Survey Graphic from Daily Record

This really is a stunning leap forward as it’s the highest figure for Yes yet published. It’s also, incidentally, the first time anyone has actually thought to ask that particular question. “What if you were certain that David Cameron would still be PM after the next election?” Despite the Yes Campaign banging on about being able to shake ourselves free of unwanted Tory governments, no official poll to date has asked that question – at least not one that’s had it published.

And is another Tory government certain? Well, it does look that way. And yes, I would say that now, wouldn’t I?

But it does look that way for a few reasons. Not least of all because a large number of people simply don’t see Ed Miliband as PM material. It’s hard to argue with that when he’s taken so long to get his act together. He also does look remarkably like Wallace from Wallace and Gromit.

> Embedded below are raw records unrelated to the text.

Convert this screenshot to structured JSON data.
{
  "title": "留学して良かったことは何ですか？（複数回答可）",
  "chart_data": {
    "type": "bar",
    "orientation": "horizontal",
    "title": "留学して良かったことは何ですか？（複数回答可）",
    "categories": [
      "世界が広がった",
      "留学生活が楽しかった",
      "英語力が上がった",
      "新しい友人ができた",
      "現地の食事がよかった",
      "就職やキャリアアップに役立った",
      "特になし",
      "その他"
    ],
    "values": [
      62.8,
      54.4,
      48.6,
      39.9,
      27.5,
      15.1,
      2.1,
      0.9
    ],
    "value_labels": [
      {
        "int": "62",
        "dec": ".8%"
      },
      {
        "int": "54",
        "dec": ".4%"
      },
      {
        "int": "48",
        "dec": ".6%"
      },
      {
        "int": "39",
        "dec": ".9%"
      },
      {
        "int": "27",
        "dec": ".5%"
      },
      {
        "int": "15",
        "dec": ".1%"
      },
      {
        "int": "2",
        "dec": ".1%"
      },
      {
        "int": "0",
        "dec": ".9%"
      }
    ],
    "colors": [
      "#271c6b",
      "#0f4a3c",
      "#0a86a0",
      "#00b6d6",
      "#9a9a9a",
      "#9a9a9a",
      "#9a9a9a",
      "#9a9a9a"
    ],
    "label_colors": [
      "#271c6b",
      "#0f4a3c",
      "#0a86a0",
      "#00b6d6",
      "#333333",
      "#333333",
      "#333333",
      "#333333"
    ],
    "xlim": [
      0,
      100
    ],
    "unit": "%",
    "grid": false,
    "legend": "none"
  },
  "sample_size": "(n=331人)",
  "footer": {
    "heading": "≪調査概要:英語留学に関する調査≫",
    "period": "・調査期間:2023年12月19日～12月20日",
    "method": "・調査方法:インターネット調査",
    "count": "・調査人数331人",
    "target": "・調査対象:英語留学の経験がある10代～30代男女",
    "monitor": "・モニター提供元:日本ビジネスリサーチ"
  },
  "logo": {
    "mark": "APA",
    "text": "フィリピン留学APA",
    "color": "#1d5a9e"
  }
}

Whilst the Labour Party have been trying very hard to move away from the Blairist New Labour, they’ve had some trouble convincing the electorate that they could actually pull it out of the bag. They’ve also made clear their position that they’d keep a number of Tory cuts to welfare and public services in place. Understandably, this has a number of people a little upset with Labour.

Labour are also refusing to promise an in-out referendum on Europe unless Brussels started draining more powers away from the UK, which doesn’t seem too likely at this stage. Meanwhile the Tories are promising such a referendum in the middle of their next term should they be re-elected. Given the results of the recent European Parliament elections, this is what the English electorate want.

It doesn’t help either that Labour have been seen to be in bed with the Tories over independence for quite some time. This has invariably hurt their reputation on both sides of the border. When discussions within the Labour Party arose surrounding the idea that they should have steered clear of the Tories’ Better Together campaign and started their own Labour based campaign for the union, the feeling was a resigned “it’s too late.”

Labour has tried very hard over the past five year term to revamp itself and become more attractive to the electorate, and it will doubtless continue to do so throughout the next five years. However, it seems unlikely that they will beat the Conservatives to power in 2015. Whilst they have been neck and neck at times in the polls, they are slipping just shy again.

Nobody thought that the coalition would last, but it has. And let’s not forget that it’s been quite a while since a party held the government benches for only a single term.

As awful as it feels to be predicting a Tory win in 2015, that’s the way it seems. Now I’d love to see a Labour victory and give Ed a chance to act on some of his good old fashioned lefty policies – the renationalisation of the railways for one… God Scotrail piss me off sometimes! But unless something big happens soon, I think that the Tories will be holding onto the government benches in 2015. I do, however, strongly believe Labour will be there in 2020.

The point, though, still stands. We will end up with a Tory government in 2015, and if we vote No, we’ll be stuck with them. Not only will we be stuck with them, but we’ll be stuck with whatever crap they decide to inflict upon us and all the other subsequent Tory governments to come.

My advice for the best course of action? Vote Yes in 2014. Vote Labour in 2016 in our shiny new independent parliament!

Anyway, regardless of my grim predictions for the next election; it’s a very interesting result for the Yes side indeed. And with the gap narrowing, with 97 days left to go, Scotland is well within our grasp!